Department of Labor Secretary Edith Deleon Guerrero gave an update to members of the business community regarding the current status of the CNMI’s workforce.
At the Rotary Club Saipan’s meeting at the Hyatt Regency Saipan on Tuesday, Deleon Guerrero said the Commonwealth is not yet ready for the impending transition.
One of the main points that Deleon Guerrero raised was the misalignment of the jobs that are in demand in the CNMI to that of the scholarships being offered to students and would-be employees.
In her presentation, Deleon Guerrero showed the majors that Saipan Higher Education Financial Assistance focused on.
It showed the top three of the SHEFA’s investment focused on social science/fine arts with 25 percent, education with 24 percent, and medical and allied fields with 16 percent.
It also showed that only 2 percent of SHEFA’s investment focused each on engineering-related fields, tourism and hospitality, and accounting and economics.
“We know what’s driving the CNMI economy. We know which industry is heavy but as you can see, you can see the percentage of investment or where it’s at. So are we aligned? That’s the question. Obviously not,” Deleon Guerrero said.
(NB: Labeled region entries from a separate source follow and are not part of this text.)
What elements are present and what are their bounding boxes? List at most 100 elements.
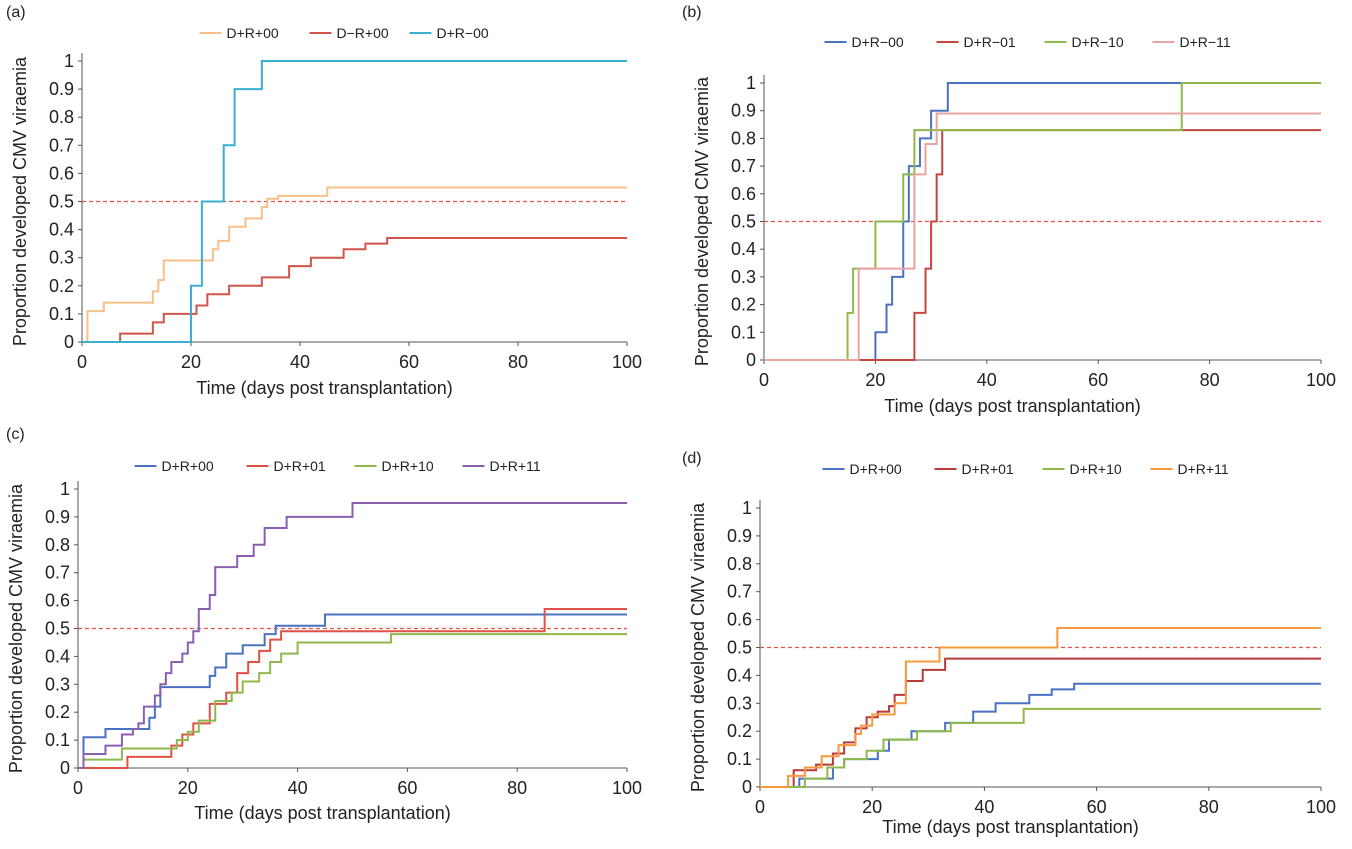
y-tick-label: 0.6	[727, 610, 752, 630]
x-axis-label: Time (days post transplantation)	[884, 396, 1140, 416]
x-tick-label: 100	[1306, 797, 1336, 817]
x-tick-label: 100	[612, 352, 642, 372]
legend-label-0: D+R+00	[162, 458, 214, 474]
y-tick-label: 0.1	[45, 730, 70, 750]
x-tick-label: 20	[862, 797, 882, 817]
legend-label-2: D+R+10	[382, 458, 434, 474]
y-tick-label: 1	[60, 479, 70, 499]
y-tick-label: 0.4	[727, 665, 752, 685]
panel-label-b: (b)	[682, 4, 702, 21]
series-line-2	[760, 707, 1321, 788]
y-axis-label: Proportion developed CMV viraemia	[692, 76, 712, 366]
y-tick-label: 0.9	[49, 79, 74, 99]
x-tick-label: 0	[755, 797, 765, 817]
y-tick-label: 0.3	[45, 674, 70, 694]
y-tick-label: 0.3	[727, 693, 752, 713]
x-tick-label: 0	[77, 352, 87, 372]
series-line-2	[82, 60, 627, 343]
series-line-1	[82, 237, 627, 343]
series-line-3	[78, 501, 627, 769]
y-axis-label: Proportion developed CMV viraemia	[6, 483, 26, 773]
legend-label-0: D+R+00	[850, 461, 902, 477]
series-line-0	[78, 613, 627, 769]
y-tick-label: 0.5	[731, 212, 756, 232]
y-tick-label: 0.1	[727, 749, 752, 769]
y-tick-label: 0.2	[45, 702, 70, 722]
panel-label-d: (d)	[682, 450, 702, 467]
legend-label-1: D−R+00	[337, 25, 389, 41]
y-tick-label: 0.1	[49, 304, 74, 324]
y-tick-label: 0.8	[49, 107, 74, 127]
y-tick-label: 0.7	[727, 582, 752, 602]
y-tick-label: 0.7	[49, 135, 74, 155]
x-tick-label: 20	[865, 370, 885, 390]
x-tick-label: 20	[181, 352, 201, 372]
y-tick-label: 0.3	[731, 267, 756, 287]
x-tick-label: 0	[73, 778, 83, 798]
y-tick-label: 0.3	[49, 248, 74, 268]
y-tick-label: 0.5	[727, 638, 752, 658]
legend-label-2: D+R−00	[437, 25, 489, 41]
series-line-3	[760, 626, 1321, 788]
x-tick-label: 40	[974, 797, 994, 817]
x-tick-label: 100	[612, 778, 642, 798]
x-tick-label: 40	[288, 778, 308, 798]
x-tick-label: 60	[399, 352, 419, 372]
y-tick-label: 1	[64, 51, 74, 71]
panel-label-c: (c)	[6, 426, 25, 443]
panel-c: (c) 0 0.1 0.2 0.3 0.4 0.5 0.6 0.7 0.8 0.9 1 0 20 40 60…	[0, 422, 676, 844]
y-tick-label: 0.4	[49, 220, 74, 240]
y-tick-label: 0.9	[727, 526, 752, 546]
y-tick-label: 0	[746, 350, 756, 370]
y-tick-label: 0.1	[731, 322, 756, 342]
x-axis-label: Time (days post transplantation)	[196, 378, 452, 398]
x-tick-label: 60	[1087, 797, 1107, 817]
x-axis-label: Time (days post transplantation)	[882, 817, 1138, 837]
y-tick-label: 0.8	[45, 535, 70, 555]
y-tick-label: 1	[742, 498, 752, 518]
legend-label-3: D+R−11	[1180, 34, 1231, 50]
x-tick-label: 60	[397, 778, 417, 798]
legend-label-0: D+R+00	[227, 25, 279, 41]
panel-label-a: (a)	[6, 4, 26, 21]
legend-label-3: D+R+11	[1178, 461, 1229, 477]
y-tick-label: 0	[60, 758, 70, 778]
chart-d: 0 0.1 0.2 0.3 0.4 0.5 0.6 0.7 0.8 0.9 1 0 20 40 60 80 10…	[688, 461, 1336, 837]
legend-label-1: D+R−01	[964, 34, 1016, 50]
y-tick-label: 0.5	[49, 192, 74, 212]
y-tick-label: 0.6	[45, 591, 70, 611]
chart-b: 0 0.1 0.2 0.3 0.4 0.5 0.6 0.7 0.8 0.9 1 0 20 40 60 80 10…	[692, 34, 1336, 416]
x-tick-label: 0	[759, 370, 769, 390]
y-tick-label: 0.7	[731, 156, 756, 176]
y-tick-label: 0.2	[49, 276, 74, 296]
x-tick-label: 80	[1199, 797, 1219, 817]
y-tick-label: 1	[746, 73, 756, 93]
series-line-3	[764, 112, 1321, 361]
x-tick-label: 40	[290, 352, 310, 372]
legend-label-1: D+R+01	[962, 461, 1014, 477]
x-tick-label: 80	[507, 778, 527, 798]
panel-b: (b) 0 0.1 0.2 0.3 0.4 0.5 0.6 0.7 0.8 0.9 1 0 20 40 60…	[676, 0, 1352, 422]
legend-label-1: D+R+01	[274, 458, 326, 474]
x-tick-label: 80	[508, 352, 528, 372]
x-axis-label: Time (days post transplantation)	[194, 803, 450, 823]
chart-c: 0 0.1 0.2 0.3 0.4 0.5 0.6 0.7 0.8 0.9 1 0 20 40 60 80 10…	[6, 458, 642, 823]
x-tick-label: 80	[1200, 370, 1220, 390]
y-tick-label: 0.9	[45, 507, 70, 527]
y-tick-label: 0.8	[731, 128, 756, 148]
legend-label-2: D+R−10	[1072, 34, 1124, 50]
y-tick-label: 0.9	[731, 101, 756, 121]
y-tick-label: 0.5	[45, 619, 70, 639]
legend-label-0: D+R−00	[852, 34, 904, 50]
y-tick-label: 0.2	[727, 721, 752, 741]
y-tick-label: 0.7	[45, 563, 70, 583]
y-axis-label: Proportion developed CMV viraemia	[688, 502, 708, 792]
x-tick-label: 100	[1306, 370, 1336, 390]
legend-label-3: D+R+11	[490, 458, 541, 474]
series-line-2	[78, 633, 627, 769]
y-tick-label: 0.8	[727, 554, 752, 574]
panel-d: (d) 0 0.1 0.2 0.3 0.4 0.5 0.6 0.7 0.8 0.9 1 0 20 40 60…	[676, 422, 1352, 844]
y-tick-label: 0	[64, 332, 74, 352]
legend-label-2: D+R+10	[1070, 461, 1122, 477]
“The data shows that we’re really misaligned,” she added.
However, she said that this specific problem is already being addressed.
“That is being addressed by the scholarship programs as we move forward in transitioning out,” Deleon Guerrero said.
Another thing that Deleon Guerrero pointed out is that more workers are needed on top of the current local workforce because of new developments that are coming in the CNMI. An estimate of more than 10,000 employees is required for planned additional rooms of almost 4,000 in the islands.
“The CNMI does not have sufficient local workforce to populate the growing private sector pipeline,” she said.
According to Deleon Guerrero, the U.S. federal government is being made aware of these concerns of the CNMI in an annual report that was mandated to the Commonwealth after the extension of the CW visas.
“With the growing economy, we still are going to run into a shortage of workers regardless whether we have 5,000 from those that are not looking for work right now, even if they come back into the market, it’s still going to be a huge gap,” Deleon Guerrero said.